As we said above, the bulk requests queue contains one item per shard, so this number needs to be higher than the number of concurrent bulk requests you want to send multiplied by the number of shards in those requests. For example, a single bulk request may contain data for 10 shards, so even if you only send one bulk request, you must have a queue size of at least 10. Setting this value “too high” will chew up heap in your JVM (and indicates that you’re pushing more data into your cluster than it can comfortably index), but does let you hand off some queuing to ES which simplifies your clients.
You either need to keep the property value higher than your accepted load or gracefully handle RemoteTransportException in your client code. If you don’t handle the exception, you will end up losing data. We simulated the exception shown below by sending more than 10 bulk requests with a queue size of 10.

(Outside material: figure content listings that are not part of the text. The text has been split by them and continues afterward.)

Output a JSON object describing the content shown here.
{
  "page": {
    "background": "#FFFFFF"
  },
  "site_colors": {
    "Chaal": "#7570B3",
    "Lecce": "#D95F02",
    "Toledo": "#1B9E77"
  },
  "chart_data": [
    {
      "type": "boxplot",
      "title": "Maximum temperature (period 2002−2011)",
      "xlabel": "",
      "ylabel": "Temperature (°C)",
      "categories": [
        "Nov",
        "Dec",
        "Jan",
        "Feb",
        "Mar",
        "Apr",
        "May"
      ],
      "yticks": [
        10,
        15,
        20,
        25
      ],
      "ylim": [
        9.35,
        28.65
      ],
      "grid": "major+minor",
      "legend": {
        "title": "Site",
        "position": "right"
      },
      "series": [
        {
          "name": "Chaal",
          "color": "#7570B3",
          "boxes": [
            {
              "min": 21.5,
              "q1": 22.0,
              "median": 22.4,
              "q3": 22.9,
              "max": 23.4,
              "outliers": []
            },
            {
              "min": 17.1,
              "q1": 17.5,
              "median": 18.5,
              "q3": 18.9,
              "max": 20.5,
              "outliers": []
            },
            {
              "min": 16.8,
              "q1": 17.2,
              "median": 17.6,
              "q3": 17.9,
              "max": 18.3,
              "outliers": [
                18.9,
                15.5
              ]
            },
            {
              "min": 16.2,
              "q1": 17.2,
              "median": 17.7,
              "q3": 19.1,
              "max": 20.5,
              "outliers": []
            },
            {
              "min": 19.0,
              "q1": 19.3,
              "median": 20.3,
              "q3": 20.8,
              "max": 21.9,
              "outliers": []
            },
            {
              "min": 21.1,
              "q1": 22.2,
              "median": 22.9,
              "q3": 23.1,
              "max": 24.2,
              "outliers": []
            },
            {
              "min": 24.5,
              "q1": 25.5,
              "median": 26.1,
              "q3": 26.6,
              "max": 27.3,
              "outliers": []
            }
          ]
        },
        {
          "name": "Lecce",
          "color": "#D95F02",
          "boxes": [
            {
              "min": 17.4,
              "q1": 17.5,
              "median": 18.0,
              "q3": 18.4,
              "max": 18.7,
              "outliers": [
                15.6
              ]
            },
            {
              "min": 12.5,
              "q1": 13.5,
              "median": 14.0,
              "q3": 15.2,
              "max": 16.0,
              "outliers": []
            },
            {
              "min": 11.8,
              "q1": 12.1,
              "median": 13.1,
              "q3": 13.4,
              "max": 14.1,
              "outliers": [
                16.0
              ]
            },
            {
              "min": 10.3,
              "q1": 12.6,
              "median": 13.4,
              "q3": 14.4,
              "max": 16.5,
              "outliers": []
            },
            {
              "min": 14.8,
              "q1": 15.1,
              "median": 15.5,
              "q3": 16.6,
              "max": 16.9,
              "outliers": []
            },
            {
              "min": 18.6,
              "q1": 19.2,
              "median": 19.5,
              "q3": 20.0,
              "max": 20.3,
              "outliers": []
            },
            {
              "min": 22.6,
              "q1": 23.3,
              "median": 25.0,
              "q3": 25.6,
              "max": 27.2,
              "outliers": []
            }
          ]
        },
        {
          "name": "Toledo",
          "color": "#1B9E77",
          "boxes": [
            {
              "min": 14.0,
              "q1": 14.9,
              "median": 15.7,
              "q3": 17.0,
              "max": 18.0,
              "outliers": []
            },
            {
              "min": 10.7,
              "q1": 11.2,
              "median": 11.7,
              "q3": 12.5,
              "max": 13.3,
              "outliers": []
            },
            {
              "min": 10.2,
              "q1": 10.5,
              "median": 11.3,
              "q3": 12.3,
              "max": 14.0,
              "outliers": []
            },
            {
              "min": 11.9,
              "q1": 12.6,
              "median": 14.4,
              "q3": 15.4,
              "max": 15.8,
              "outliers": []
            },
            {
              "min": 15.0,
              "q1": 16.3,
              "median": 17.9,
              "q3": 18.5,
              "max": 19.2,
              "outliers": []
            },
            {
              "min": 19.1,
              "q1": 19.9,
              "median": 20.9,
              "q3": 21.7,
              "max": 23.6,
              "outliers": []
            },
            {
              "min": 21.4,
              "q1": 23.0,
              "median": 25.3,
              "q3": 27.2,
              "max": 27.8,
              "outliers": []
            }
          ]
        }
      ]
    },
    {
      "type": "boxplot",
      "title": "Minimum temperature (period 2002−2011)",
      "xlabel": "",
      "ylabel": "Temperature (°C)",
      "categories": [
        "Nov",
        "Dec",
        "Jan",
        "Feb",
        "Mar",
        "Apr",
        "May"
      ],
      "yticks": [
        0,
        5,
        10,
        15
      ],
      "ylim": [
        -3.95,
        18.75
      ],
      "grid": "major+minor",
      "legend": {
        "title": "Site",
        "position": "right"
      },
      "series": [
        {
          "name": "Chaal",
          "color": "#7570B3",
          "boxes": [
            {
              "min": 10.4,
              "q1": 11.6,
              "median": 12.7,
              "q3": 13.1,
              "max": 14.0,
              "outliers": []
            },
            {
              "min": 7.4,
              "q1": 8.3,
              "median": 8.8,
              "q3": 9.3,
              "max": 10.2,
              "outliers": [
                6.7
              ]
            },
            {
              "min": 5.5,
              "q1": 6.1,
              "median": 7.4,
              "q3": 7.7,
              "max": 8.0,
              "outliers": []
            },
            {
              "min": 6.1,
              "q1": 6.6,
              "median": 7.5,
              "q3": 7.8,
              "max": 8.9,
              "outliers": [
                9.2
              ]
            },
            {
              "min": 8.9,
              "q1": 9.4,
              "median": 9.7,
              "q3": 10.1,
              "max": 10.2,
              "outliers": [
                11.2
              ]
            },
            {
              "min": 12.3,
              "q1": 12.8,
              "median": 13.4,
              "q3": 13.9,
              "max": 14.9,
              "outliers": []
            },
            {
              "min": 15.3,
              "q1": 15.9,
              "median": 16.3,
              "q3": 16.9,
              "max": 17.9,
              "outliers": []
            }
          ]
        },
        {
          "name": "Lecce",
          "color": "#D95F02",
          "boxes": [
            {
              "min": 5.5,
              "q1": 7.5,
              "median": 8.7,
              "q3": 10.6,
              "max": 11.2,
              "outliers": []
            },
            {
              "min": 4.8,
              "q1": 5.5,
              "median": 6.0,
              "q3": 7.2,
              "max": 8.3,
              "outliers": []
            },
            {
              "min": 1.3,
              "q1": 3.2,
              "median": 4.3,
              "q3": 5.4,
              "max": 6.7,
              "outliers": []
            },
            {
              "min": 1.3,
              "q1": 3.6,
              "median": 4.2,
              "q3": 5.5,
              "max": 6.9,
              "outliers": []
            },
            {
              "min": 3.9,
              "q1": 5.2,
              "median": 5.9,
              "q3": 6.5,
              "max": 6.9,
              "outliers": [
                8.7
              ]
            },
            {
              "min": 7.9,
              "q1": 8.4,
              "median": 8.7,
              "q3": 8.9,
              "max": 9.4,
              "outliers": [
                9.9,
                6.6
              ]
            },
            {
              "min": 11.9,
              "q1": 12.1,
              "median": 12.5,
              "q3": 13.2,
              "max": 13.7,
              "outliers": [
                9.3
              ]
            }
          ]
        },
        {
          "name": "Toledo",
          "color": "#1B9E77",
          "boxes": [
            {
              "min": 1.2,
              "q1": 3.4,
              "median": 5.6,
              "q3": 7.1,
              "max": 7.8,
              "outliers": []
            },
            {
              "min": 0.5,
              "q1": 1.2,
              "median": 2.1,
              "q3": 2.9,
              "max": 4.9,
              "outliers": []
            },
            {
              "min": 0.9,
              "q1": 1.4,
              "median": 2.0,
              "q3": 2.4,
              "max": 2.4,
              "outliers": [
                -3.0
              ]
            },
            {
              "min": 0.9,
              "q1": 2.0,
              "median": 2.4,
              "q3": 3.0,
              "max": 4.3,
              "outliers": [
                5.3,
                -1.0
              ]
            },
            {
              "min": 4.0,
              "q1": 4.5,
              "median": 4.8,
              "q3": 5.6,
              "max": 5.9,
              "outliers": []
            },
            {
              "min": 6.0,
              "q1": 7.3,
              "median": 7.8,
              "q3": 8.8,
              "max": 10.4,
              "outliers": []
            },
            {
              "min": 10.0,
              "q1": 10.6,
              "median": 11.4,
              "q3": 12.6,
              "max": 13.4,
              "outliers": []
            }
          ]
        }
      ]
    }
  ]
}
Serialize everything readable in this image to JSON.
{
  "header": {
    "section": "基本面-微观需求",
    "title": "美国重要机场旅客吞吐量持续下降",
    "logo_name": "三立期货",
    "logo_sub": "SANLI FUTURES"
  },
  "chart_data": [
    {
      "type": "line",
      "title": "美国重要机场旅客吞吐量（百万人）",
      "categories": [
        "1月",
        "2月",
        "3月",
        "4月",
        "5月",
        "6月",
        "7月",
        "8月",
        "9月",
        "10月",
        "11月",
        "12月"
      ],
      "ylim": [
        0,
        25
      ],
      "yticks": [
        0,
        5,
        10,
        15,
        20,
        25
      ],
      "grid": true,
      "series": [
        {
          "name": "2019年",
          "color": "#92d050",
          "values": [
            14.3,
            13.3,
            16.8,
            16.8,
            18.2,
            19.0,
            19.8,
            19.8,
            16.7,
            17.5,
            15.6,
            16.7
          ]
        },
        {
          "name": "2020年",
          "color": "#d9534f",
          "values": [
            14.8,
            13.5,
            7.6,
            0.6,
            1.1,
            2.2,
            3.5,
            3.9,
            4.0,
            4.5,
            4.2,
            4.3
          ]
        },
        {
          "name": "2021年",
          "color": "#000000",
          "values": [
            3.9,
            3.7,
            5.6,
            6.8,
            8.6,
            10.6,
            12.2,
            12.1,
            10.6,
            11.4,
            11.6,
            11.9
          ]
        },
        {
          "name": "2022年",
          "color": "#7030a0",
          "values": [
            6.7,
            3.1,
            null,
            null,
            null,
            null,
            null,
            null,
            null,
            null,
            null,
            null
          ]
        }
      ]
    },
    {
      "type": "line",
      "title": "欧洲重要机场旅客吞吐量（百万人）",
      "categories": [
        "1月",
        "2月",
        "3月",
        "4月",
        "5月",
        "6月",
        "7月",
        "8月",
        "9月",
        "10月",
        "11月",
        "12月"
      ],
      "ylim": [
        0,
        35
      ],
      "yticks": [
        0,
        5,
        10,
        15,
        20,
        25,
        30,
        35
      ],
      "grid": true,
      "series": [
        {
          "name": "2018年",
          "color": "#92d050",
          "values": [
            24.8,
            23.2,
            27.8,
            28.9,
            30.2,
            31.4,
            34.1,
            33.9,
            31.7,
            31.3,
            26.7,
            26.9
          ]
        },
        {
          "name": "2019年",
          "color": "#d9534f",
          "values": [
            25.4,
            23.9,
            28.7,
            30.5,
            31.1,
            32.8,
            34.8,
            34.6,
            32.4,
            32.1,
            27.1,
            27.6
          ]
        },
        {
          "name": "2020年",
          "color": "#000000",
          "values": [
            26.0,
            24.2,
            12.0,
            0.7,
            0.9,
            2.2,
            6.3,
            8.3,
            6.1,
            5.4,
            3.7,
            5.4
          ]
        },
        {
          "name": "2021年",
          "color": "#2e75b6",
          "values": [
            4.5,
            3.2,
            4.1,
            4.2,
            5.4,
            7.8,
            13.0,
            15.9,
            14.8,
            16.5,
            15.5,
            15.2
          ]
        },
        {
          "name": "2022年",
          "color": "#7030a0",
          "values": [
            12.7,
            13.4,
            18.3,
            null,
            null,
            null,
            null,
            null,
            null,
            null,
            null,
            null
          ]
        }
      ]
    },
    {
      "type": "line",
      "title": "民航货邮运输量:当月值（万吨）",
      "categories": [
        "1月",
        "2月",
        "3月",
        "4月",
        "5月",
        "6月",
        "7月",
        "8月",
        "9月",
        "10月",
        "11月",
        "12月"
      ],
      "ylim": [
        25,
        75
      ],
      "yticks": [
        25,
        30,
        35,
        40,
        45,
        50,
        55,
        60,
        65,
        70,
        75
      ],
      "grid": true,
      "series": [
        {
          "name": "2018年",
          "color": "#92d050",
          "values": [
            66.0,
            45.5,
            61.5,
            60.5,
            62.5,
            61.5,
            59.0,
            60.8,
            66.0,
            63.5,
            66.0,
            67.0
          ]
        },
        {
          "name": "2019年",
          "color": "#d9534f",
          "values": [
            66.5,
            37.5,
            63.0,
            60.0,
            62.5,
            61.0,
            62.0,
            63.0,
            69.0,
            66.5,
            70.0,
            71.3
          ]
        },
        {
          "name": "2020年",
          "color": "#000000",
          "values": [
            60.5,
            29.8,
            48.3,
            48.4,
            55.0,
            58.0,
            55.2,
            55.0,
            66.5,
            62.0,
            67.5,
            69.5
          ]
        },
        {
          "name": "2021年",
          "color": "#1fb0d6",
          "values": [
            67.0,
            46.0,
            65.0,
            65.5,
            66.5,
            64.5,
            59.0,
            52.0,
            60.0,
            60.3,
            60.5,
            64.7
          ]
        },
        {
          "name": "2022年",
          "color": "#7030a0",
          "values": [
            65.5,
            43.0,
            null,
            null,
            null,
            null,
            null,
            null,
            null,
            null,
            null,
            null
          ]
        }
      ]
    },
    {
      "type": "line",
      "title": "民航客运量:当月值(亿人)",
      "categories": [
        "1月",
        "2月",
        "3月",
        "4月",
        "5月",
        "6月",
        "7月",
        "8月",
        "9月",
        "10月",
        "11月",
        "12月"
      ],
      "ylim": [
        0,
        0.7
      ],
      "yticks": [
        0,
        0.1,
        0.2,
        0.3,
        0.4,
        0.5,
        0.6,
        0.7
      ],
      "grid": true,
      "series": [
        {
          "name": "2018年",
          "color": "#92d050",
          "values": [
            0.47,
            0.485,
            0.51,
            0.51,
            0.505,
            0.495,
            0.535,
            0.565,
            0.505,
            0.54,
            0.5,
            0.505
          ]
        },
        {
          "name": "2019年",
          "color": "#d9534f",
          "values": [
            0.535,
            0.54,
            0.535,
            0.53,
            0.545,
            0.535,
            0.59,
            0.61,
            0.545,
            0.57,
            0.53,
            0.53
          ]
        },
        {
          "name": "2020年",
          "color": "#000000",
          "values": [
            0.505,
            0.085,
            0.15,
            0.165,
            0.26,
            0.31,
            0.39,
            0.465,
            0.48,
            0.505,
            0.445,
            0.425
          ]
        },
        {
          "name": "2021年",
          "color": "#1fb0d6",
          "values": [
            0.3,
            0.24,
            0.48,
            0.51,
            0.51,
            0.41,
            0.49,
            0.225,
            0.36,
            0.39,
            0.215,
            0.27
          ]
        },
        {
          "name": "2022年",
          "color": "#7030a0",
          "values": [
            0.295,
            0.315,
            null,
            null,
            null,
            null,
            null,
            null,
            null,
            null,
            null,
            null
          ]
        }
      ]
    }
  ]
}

RemoteTransportException[[<Bantam>][inet[/192.168.76.1:9300]][bulk/shard]]; nested: EsRejectedExecutionException[rejected execution (queue capacity 10) on org.elasticsearch.action.support.replication.TransportShardReplicationOperationAction$AsyncShardOperationAction$1@13fe9be];
Bonus Tip for Pre-2.0 Users: Minimize Mapping Refreshes
If you’re still using a pre-2.0 version of ES and have frequent changes to you field mappings, you may find that your cluster has a large number of refresh_mappings requests in your pending tasks queue. In itself, this is not so bad, but it can snowball and impact the performance of your cluster.
If you do see this behavior, ES provides a configuration parameter that can help. We use this parameter like so:
So, what is this, and why does it work?
When a new field is detected as part of indexing, the data node it is being added to updates its mapping, and sends that new mapping to the master. If this new mapping is still in the Masters pending task queue when the Master sends out its next cluster state, then the data node will be receiving an “old” version of the mapping. Normally, this would cause it to send a refresh mapping request to the master, since as far as the data node is concerned, the Master has the wrong mappings. This is sensible default behavior – the node should do something to ensure the Master has the right mappings, and resending the new mapping is the right way to do this.
However, if there are a lot of mapping changes happening, and the Master can’t keep up, there is a stampeding horde effect, and the data node can flood the Master with refresh messages.
The indices.cluster.send_refresh_mapping parameter allows us to disable the default behavior, thus eliminating these refresh_mapping requests going from data node to Master, which allows the Master to stay up to date. Even without the refresh requests, the Master will eventually see the original mapping change, and send out an updated cluster state including that change.
In Summary: ElasticSearch Configuration Properties are Key to Its Elasticity
The depth of configuration properties available in ElasticSearch as been a huge benefit to Loggly since our use cases take ElasticSearch to the edge of its design parameters (and sometimes beyond). If the ES default configurations are working perfectly adequately for you in the current state of your application’s evolution, rest assured that you’ll have plenty of levers available to you as your application grows.